Triad to join Southwestern Conference
By Anthony Jones
The Triad Knights will be joining a new athletics conference for the 2026-2027 school year.
Triad, who currently competes in the Mississippi Valley Conference, received school board approval on Feb. 24 to move to the Southwestern Conference.
Current members of the Southwestern Conference include Alton, Belleville East, Belleville West, Collinsville, East St. Louis, Edwardsville and O’Fallon.
The decision to move to the Southwestern Conference comes after months of discussions to determine Triad’s best path moving forward. Another option given consideration was joining the South Seven Conference, which currently consists of Cahokia, Carbondale, Centralia, Marion and Mt. Vernon.

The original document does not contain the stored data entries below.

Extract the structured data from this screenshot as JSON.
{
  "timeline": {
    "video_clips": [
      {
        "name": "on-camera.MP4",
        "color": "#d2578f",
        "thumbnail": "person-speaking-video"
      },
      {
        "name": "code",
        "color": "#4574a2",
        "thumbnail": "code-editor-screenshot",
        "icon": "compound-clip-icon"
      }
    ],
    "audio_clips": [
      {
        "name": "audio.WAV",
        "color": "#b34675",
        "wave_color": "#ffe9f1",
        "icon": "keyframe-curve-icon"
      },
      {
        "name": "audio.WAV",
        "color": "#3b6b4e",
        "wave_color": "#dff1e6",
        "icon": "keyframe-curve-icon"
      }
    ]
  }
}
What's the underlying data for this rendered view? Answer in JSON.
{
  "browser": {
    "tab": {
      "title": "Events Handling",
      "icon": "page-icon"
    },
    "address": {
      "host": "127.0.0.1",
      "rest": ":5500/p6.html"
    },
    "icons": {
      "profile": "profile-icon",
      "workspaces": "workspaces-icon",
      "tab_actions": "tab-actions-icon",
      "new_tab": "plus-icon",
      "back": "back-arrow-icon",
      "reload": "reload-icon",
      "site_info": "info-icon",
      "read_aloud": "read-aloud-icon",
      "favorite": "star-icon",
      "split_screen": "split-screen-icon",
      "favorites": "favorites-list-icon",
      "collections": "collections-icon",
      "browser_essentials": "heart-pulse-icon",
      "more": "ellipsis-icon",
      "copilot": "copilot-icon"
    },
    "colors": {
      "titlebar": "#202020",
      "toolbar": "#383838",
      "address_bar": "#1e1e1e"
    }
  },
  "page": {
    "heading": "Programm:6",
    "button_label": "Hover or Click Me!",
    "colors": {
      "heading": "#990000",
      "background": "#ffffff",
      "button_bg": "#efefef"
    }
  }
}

“I think this will raise the level of competitiveness overall among all sports and will better prepare our programs for the postseason, not to mention it will create more recruiting possibilities for our athletes. All of this combined with much less travel for all of our programs at every level compared to joining the South Seven made this a great fit for our district for now,” Triad Athletic Director Kenny Deatherage spoke of choosing the Southwestern.
Triad will not be the only Mississippi Valley squad to join the Southwestern, as Mascoutah has also received board approval to join the league.
Former Southwestern squad Granite City is poised to rejoin the league, pending approval from their board. Collinsville is expected to return to the conference for football.
With the Southwestern expanding to 10 schools, two divisions will be created.
Triad, Mascoutah, Collinsville, Granite City and Alton are slated to compete within one division. East St. Louis, Edwardsville, O’Fallon, Belleville East and Belleville West will make up the other division.
The two divisions are mostly split by school enrollment, with Triad competing in the smaller school division. Division names are yet to be decided.
A determination has yet to be made regarding if these divisions will remain the same for sports that all 10 schools do not participate in.
Under this format, divisions will compete for separate conference championships and all-conference honors. Cross-division play will occur, but will vary by sport.
In football, several proposals are currently under consideration for cross-division play. A locked conference format, where teams only play conference opponents, is not currently being considered.
Triad first joined the Mississippi Valley Conference in 1971 as a founding member alongside Civic Memorial, East Alton-Wood River, Highland, Jersey, Mascoutah and Roxana.
The Knights first left the league in 1978, starting an eight year stretch of competing as an independent before joining the South Central Conference. Triad rejoined the Mississippi Valley Conference in 1993, where they have competed for the past 32 years.
“We will now be a part of a stable and highly competitive conference that is respected throughout the state of Illinois. We are going to miss the MVC as I love working with every school in the conference on a daily basis and have created some lifelong relationships with those guys, but I feel this change will benefit Triad and our student athletes for years to come,” Deatherage remarked of departing their long time home.
With the league’s current contract expires after the 2025-2026 school year, other departures from the Mississippi Valley Conference were expected.
Deatherage explained that the expected departures influenced his decision to search for a new conference, “With the ever changing landscape of conference realignment and schools continually looking for various levels of competition, it was evident that the traditional Mississippi Valley was not going to last much longer. We decided to be proactive and explore our options.”